Bockeholt is an asshole because I helped him with data when I was post-doc in Illinois and even made him a co-author on a paper and now he doesn’t even acknowledge my work in this area. Not citing work that doesn’t fit your purposes is just so low and prevents our science from making progress.

Regarding the uselessness of average power, I present to you the z-curve of Roy F. (don’t know what the F stands for) Baumeister. He has a 92% success rate (not counting p = .06 successes) with just 20% power. If you think this is not useful to know to evaluate his work, please let me know why not.

https://replicationindex.com/…/replicability-audit-of…/

I am struggling to come up with a charitable explanation for this comment. After all, McShane, Böckenholt, & Hansen’s *4th sentence* cites Brunner & Schimmack (2016) as well as Schimmack & Brunner (2017)!

Were you not able to make it that deep into the paper?

I misremembered They cite us but only to trash our approach. The main criticism is apparently that power is useless because significance testing is useless. Oh my god. Do we need a full paper that criticizes average power if you want to say significance testing is wrong?

The reality is that 99% of psychology uses this statistical approach. We all know that rejecting the nil-hypothesis is not the end all of science, but why criticize a method that shows even this small goal is often achieved only by fudging the data in low power studies. Anyhow, the whole article is just junk and the precision of our power estimates depends of course on sample size.

Ulrich:

I think an apology is in order. You called them “assholes” for doing something they didn’t even do. If you have specific criticisms of their paper, fine, that’s another story.
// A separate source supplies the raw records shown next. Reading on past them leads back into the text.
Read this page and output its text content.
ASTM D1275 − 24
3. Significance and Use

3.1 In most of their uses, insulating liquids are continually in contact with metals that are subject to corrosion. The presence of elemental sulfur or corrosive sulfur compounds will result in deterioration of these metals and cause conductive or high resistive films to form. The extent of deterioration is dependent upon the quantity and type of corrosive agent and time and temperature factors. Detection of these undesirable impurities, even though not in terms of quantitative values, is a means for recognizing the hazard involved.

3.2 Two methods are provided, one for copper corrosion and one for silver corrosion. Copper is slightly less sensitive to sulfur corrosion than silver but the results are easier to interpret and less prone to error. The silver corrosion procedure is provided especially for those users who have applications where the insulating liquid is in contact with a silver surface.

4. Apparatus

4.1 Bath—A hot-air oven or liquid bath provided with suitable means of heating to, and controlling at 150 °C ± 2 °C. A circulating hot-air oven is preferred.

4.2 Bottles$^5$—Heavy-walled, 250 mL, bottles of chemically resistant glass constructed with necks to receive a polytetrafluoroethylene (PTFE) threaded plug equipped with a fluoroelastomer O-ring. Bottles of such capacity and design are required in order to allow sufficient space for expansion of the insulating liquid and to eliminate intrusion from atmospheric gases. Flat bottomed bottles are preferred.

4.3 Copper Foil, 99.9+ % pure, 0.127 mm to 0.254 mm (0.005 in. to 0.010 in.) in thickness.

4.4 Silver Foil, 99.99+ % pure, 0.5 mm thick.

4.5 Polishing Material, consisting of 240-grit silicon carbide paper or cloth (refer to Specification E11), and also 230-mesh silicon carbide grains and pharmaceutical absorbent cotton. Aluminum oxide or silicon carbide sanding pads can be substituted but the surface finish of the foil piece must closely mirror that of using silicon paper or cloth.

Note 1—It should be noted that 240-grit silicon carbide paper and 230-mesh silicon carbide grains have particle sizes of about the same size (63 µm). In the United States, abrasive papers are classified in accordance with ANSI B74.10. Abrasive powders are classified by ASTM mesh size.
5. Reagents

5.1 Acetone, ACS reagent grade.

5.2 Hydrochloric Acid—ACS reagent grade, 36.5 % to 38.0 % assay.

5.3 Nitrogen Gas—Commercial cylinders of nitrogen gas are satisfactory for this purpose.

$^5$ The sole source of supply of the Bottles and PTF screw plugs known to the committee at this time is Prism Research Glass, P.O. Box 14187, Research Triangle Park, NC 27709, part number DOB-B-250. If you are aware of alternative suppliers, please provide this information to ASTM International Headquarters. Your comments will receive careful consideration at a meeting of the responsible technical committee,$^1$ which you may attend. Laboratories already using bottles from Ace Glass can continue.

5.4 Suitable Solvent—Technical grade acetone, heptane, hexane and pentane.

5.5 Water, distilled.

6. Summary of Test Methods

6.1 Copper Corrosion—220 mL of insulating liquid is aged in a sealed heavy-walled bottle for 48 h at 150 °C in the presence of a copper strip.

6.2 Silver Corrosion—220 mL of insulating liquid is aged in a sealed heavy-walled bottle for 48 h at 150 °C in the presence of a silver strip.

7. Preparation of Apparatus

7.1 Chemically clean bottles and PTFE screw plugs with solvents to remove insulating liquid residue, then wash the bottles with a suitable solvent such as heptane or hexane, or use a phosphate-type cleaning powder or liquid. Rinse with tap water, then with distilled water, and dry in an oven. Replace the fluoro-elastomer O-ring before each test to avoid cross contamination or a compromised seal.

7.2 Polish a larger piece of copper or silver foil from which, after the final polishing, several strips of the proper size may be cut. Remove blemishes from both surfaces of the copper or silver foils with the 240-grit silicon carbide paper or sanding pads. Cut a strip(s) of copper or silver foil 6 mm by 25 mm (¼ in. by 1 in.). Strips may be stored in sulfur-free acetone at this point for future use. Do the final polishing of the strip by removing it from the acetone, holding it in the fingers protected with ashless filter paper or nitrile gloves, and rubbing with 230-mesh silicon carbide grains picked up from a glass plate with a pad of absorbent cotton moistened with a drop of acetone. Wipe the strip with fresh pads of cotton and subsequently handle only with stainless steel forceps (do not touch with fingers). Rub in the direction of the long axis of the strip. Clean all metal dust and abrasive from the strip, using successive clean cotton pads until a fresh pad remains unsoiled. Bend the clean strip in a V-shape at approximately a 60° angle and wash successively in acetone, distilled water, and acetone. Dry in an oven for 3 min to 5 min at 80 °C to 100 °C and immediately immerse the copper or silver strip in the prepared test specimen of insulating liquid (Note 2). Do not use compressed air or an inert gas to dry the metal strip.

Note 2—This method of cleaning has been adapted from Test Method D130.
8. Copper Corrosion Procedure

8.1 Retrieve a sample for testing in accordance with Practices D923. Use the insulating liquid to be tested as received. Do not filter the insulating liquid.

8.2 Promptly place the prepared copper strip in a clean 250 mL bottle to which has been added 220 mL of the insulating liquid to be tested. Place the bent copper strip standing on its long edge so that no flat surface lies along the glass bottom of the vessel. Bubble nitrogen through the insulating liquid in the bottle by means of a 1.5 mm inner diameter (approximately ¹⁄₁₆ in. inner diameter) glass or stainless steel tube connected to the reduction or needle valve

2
Your actual criticisms here are pretty empty. You write, “the main criticism is apparently that power is useless because significance testing is useless.” Actually, this is what they say:

This is right in the abstract.

It’s fine to express disagreement about methodology. Not so fine to misrepresent what’s in a paper and attack the authors for something they didn’t do.

First you make the incorrect citation claim, and now you make this incorrect claim about significance testing. Criticism of significance testing represents two paragraphs of the paper (page 2), and these two paragraphs deal not so much with criticism of significance testing but consequences of it.

The bulk of the paper is an exercise in mathematical statistics. It shows that, among other things, the MLE of average power in a one-dimensional, ideal setting is very noisy unless the number of studies is very large.

I repeat what I asked you above and which has gone unanswered: are you claiming, as you seem to imply, that your z-curve method dominates the MLE in the one-dimensional, ideal setting of their Scenario 1? It would be very helpful to clarify this, or what precisely you are claiming.